In the decade between 2000 and 2010 about 1,900 cyclones churned through the Arctic, scientists report, noting that total to be about 40 percent more than previously believed.

While it may be easy to jump to conclusions about global climate change playing a role in the increase, these high-latitude cyclones have increased largely because scientists have gotten better at detecting them, according to David Bromwich, a geography professor at The Ohio State University, who presented the research this week in San Francisco at the 46th Annual Fall Meeting of the American Geophysical Union.

These "new" cyclones were generally smaller, of shorter duration and occurred in unpopulated areas, which made them more difficult to detect. But as the technology to detect these low-pressure systems improves, it becomes easier for scientists to spot them.

"We now know there were more cyclones than previously thought, simply because we've gotten better at detecting them," Bromwich said.

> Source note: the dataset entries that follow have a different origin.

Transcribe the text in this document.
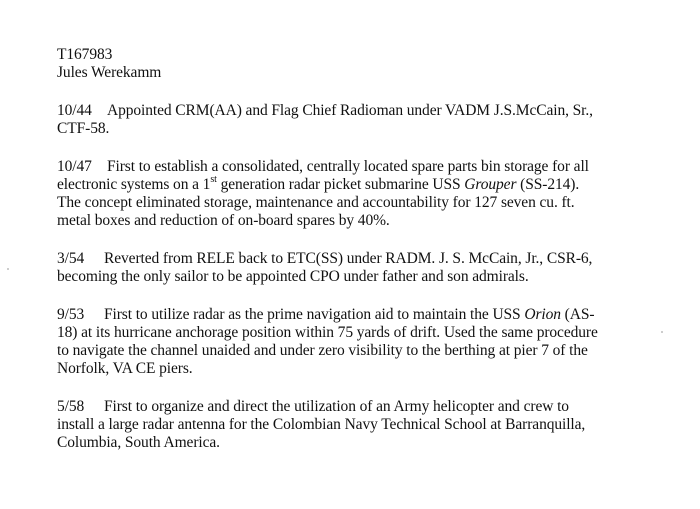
T167983
Jules Werekamm
10/44 Appointed CRM(AA) and Flag Chief Radioman under VADM J.S.McCain, Sr.,
CTF-58.
10/47 First to establish a consolidated, centrally located spare parts bin storage for all
electronic systems on a 1st generation radar picket submarine USS Grouper (SS-214).
The concept eliminated storage, maintenance and accountability for 127 seven cu. ft.
metal boxes and reduction of on-board spares by 40%.
3/54 Reverted from RELE back to ETC(SS) under RADM. J. S. McCain, Jr., CSR-6,
becoming the only sailor to be appointed CPO under father and son admirals.
9/53 First to utilize radar as the prime navigation aid to maintain the USS Orion (AS-
18) at its hurricane anchorage position within 75 yards of drift. Used the same procedure
to navigate the channel unaided and under zero visibility to the berthing at pier 7 of the
Norfolk, VA CE piers.
5/58 First to organize and direct the utilization of an Army helicopter and crew to
install a large radar antenna for the Colombian Navy Technical School at Barranquilla,
Columbia, South America.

Studying these smaller storms will help researchers gain a better understanding of overall storm trends in the Arctic.

"We can't yet tell if the number of cyclones is increasing or decreasing, because that would take a multidecade view. We do know that, since 2000, there have been a lot of rapid changes in the Arctic-Greenland ice melting, tundra thawing-so we can say that we're capturing a good view of what's happening in the Arctic during the current time of rapid changes," Bromwich said.

The Arctic System Reanalysis (ASR) collaboration, led by Bromwich, takes existing weather data from the Arctic and reanalyzes for previously overlooked items. The ASR handles such great volumes of data it requires supercomputers to operate.

"There is actually so much information, it's hard to know what to do with it all. Each piece of data tells a different part of the story-temperature, air pressure, wind, precipitation-and we try to take all of these data and blend them together in a coherent way," Bromwich said.

Bromwich's colleague Natalia Tilinina of the Russian Academy of Sciences spoke to the utility the ASR data provided to her research.

"We found that ASR provides new vision of the cyclone activity in high latitudes, showing that the Arctic is much more densely populated with cyclones than was suggested by the global re-analyses," Tilinina said.

These Arctic cyclones could play a role in the climate change by acting as a catalyst for melting ice, the researchers said.

"When a cyclone goes over water, it mixes the water up. In the tropical latitudes, surface water is warm, and hurricanes churn cold water from the deep up to the surface," Bromwich said. "In the Arctic, it's the exact opposite: there's warmer water below, and the cyclone churns that warm water up to the surface, so the ice melts."